L’infirmière était assise à son bureau, elle notait quelque chose dans des fiches puis envoyait des messages sur son portable, alternativement. La nuit était tombée depuis longtemps sur Kiev, le couvre-feu interdisait de sortir et elle leur avait permis de rester dormir à la maternité pour une nuit. Avant qu’ils ne s’installent dans son bureau, ils étaient retournés à la voiture pour récupérer la nourriture et les médicaments qu’ils avaient emporté de Berlin. Ils allaient repartir tôt le lendemain, il n’y aurait pas d’autre occasion de donner ces affaires à quelqu’un d’autre, et elles seraient certainement utiles ici.
Franz se souviendrait toujours ce qui s’était produit ensuite. Un obus qui avait explosé ? Non. Au moment où une larme coulait sous la paupière fermée de Juli, les sirènes s’étaient mises à hurler.
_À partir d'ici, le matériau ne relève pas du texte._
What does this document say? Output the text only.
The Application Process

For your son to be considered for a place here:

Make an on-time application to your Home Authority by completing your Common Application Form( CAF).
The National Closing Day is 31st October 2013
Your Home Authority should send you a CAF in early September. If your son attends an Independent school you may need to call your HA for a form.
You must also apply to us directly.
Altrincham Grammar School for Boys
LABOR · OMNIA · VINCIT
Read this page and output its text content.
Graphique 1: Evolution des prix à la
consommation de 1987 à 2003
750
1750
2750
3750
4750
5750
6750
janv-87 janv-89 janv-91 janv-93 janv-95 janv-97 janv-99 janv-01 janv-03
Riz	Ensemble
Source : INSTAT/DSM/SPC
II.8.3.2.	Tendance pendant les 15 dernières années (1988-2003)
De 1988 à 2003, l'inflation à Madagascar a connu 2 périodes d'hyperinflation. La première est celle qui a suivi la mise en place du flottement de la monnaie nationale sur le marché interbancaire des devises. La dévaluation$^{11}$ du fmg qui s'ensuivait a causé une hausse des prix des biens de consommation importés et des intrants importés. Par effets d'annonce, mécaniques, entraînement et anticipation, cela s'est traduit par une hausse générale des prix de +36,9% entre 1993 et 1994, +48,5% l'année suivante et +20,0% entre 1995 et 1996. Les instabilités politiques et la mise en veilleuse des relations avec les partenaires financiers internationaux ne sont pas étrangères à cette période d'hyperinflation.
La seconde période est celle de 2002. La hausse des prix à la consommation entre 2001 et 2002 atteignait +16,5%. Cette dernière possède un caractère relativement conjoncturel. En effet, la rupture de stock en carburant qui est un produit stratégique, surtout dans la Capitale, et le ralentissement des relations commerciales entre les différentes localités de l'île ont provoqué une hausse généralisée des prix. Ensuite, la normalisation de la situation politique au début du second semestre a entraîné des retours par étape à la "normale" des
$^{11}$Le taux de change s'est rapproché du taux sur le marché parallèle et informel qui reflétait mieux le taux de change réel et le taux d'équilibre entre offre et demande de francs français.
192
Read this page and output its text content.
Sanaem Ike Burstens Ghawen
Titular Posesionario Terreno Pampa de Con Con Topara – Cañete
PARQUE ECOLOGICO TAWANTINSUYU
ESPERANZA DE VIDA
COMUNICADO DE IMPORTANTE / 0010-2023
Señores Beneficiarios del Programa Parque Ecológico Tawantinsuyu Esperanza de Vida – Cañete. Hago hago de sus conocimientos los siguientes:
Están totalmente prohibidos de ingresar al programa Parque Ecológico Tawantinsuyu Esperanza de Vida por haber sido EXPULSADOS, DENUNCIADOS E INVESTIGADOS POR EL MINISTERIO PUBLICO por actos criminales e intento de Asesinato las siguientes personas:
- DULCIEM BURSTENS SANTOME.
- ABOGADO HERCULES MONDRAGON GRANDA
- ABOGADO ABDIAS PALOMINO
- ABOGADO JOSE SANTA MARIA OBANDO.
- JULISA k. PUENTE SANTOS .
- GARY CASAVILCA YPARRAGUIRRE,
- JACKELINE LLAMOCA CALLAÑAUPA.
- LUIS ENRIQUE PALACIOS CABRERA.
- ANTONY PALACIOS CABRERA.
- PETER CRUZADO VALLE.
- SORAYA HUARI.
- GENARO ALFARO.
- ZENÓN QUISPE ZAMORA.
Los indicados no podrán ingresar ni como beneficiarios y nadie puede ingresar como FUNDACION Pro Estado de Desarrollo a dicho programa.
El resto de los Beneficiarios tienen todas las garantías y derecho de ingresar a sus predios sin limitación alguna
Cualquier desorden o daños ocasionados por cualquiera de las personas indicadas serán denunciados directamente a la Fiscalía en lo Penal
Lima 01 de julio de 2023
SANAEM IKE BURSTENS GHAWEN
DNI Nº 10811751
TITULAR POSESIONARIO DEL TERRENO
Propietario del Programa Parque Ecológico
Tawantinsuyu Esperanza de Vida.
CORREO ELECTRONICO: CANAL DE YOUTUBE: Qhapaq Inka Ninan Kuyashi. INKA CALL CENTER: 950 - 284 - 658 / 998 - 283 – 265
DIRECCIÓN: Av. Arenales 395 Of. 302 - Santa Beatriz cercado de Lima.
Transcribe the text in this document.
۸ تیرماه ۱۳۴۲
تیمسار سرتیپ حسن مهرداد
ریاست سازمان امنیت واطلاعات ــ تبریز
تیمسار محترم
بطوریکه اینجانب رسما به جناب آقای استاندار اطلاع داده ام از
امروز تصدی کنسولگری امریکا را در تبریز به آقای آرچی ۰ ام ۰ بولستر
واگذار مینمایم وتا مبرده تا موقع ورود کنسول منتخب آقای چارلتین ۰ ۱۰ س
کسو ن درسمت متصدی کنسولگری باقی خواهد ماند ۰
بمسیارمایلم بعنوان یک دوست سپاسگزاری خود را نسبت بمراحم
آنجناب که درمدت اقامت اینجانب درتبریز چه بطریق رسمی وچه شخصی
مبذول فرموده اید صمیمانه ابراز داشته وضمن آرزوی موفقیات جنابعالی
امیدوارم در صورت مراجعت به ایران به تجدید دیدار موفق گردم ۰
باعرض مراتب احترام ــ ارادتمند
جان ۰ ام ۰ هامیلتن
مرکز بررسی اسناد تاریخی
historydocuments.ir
Il ne s’était rien passé d’autre, mais la larme de Juli et le cri des sirènes devaient pour toujours rester liés dans l’esprit de Franz, comme si cette larme qui roulait sur le visage de la femme aimée était elle-même à l’origine du long gémissement nocturne. Une larme de Juli est une raison suffisante pour sonner l’alarme, se dit Franz, ému. À ce moment-là, ce genre de pathos lui faisait du bien.
Il se sentait enfin vivant, après si longtemps. Il toucha délicatement le visage du nouveau-né, juste pour en sentir la chaleur. Ensuite, il s’endormit à son tour pour plusieurs heures.
Et pendant qu’il dormait, Kiev se couvrait de neige.